Rouwen is woorden vinden voor onszelf, voor en met elkaar, voor een ingrijpende ervaring die onverwoordbaar is. Toch hebben we woorden nodig, om te horen, te lezen, uit te spreken, in ons te laten resoneren, woorden om lief te hebben of te haten. Woorden kunnen troosten, betekenis geven, helpen (her)ordenen, (her)schikken, begrijpen, verklaren, symboliseren of uitdrukken dat het leven en de dood ongrijpbaar en onverklaarbaar zijn. Dat het leven is wat het is. ‘Dit is het’, meer is er niet. Woorden raken meerdere betekenislagen, als de facetten van een diamant. Door woorden kunnen we ons erkend en herkend voelen in een ervaring die uniek en ingrijpend is. Ze behoeden ons ervoor dat we gek worden. Het feit dat er een woord als ‘ondraaglijk’ bestaat en een ervaring als dusdanig kan benoemen, maakt het misschien meer draaglijk.

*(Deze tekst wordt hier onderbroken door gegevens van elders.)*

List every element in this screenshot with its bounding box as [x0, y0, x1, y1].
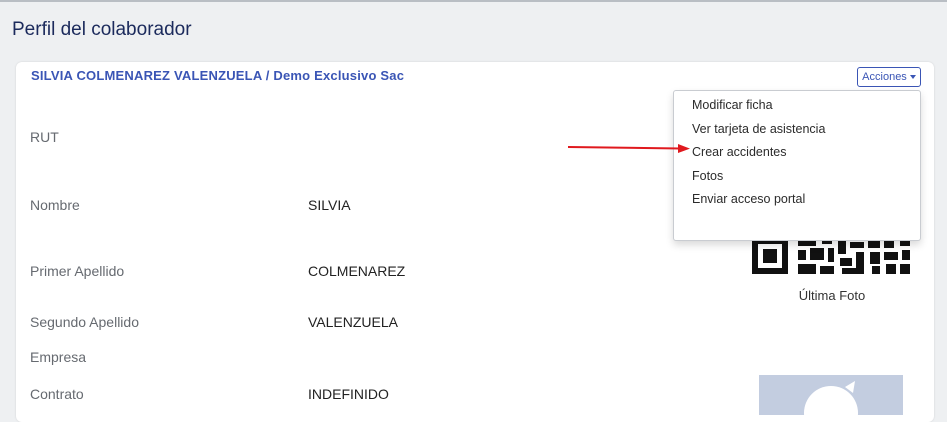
actions-dropdown-menu: Modificar ficha Ver tarjeta de asistenci…: [673, 90, 921, 241]
field-value-primer-apellido: COLMENAREZ: [308, 263, 406, 279]
actions-dropdown-button[interactable]: Acciones: [857, 67, 921, 87]
field-label-rut: RUT: [30, 129, 59, 145]
qr-code-icon: [752, 238, 910, 274]
field-label-primer-apellido: Primer Apellido: [30, 263, 125, 279]
field-label-contrato: Contrato: [30, 386, 84, 402]
employee-header: SILVIA COLMENAREZ VALENZUELA / Demo Excl…: [31, 68, 405, 83]
menu-item-enviar-acceso-portal[interactable]: Enviar acceso portal: [674, 190, 920, 214]
menu-item-modificar-ficha[interactable]: Modificar ficha: [674, 96, 920, 120]
menu-item-fotos[interactable]: Fotos: [674, 167, 920, 191]
menu-item-crear-accidentes[interactable]: Crear accidentes: [674, 143, 920, 167]
field-label-empresa: Empresa: [30, 349, 87, 365]
actions-label: Acciones: [862, 71, 907, 83]
top-border: [0, 0, 947, 2]
field-value-contrato: INDEFINIDO: [308, 386, 389, 402]
menu-item-ver-tarjeta-asistencia[interactable]: Ver tarjeta de asistencia: [674, 120, 920, 144]
employee-photo[interactable]: [759, 375, 903, 415]
red-arrow-annotation: [568, 144, 690, 153]
field-label-nombre: Nombre: [30, 197, 80, 213]
photo-caption: Última Foto: [798, 288, 866, 303]
field-label-segundo-apellido: Segundo Apellido: [30, 314, 139, 330]
field-value-segundo-apellido: VALENZUELA: [308, 314, 398, 330]
avatar-placeholder-icon: [804, 381, 858, 415]
page-title: Perfil del colaborador: [12, 19, 192, 40]
chevron-down-icon: [909, 75, 916, 80]
field-value-nombre: SILVIA: [308, 197, 351, 213]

Woorden kunnen echter ook kwetsen en verwonden. Rouwen doen we immers altijd in een cultuur, in de taal van onze cultuur. Die bepaalt dus mee hoe we verlies ervaren en hoe we er uitdrukking aan geven. Onze cultuur, onze rouwtaal is heel erg normerend en laat rouwenden weinig ruimte om te rouwen, om te spreken over verlies op een wijze die bij hen past. Onze cultuur is streng voor de rouwende of het slachtoffer van een traumatische
verlieservaring. Er moet steeds gecorrigeerd worden. Het is te lang of te kort, te hevig of te onderkoeld, te veel of te weinig, te zwart of te wit. Het is nooit goed. Maar vooral kan onze cultuur moeilijk met de pijn om die het gevolg is van verlieservaringen of trauma’s. Dit moet zo vlug mogelijk verwerkt worden. Misschien moeten we verlies niet verwerken maar verwerkt verlies ons! Misschien moeten we met woorden eerder ‘eren’ in plaats van corrigeren.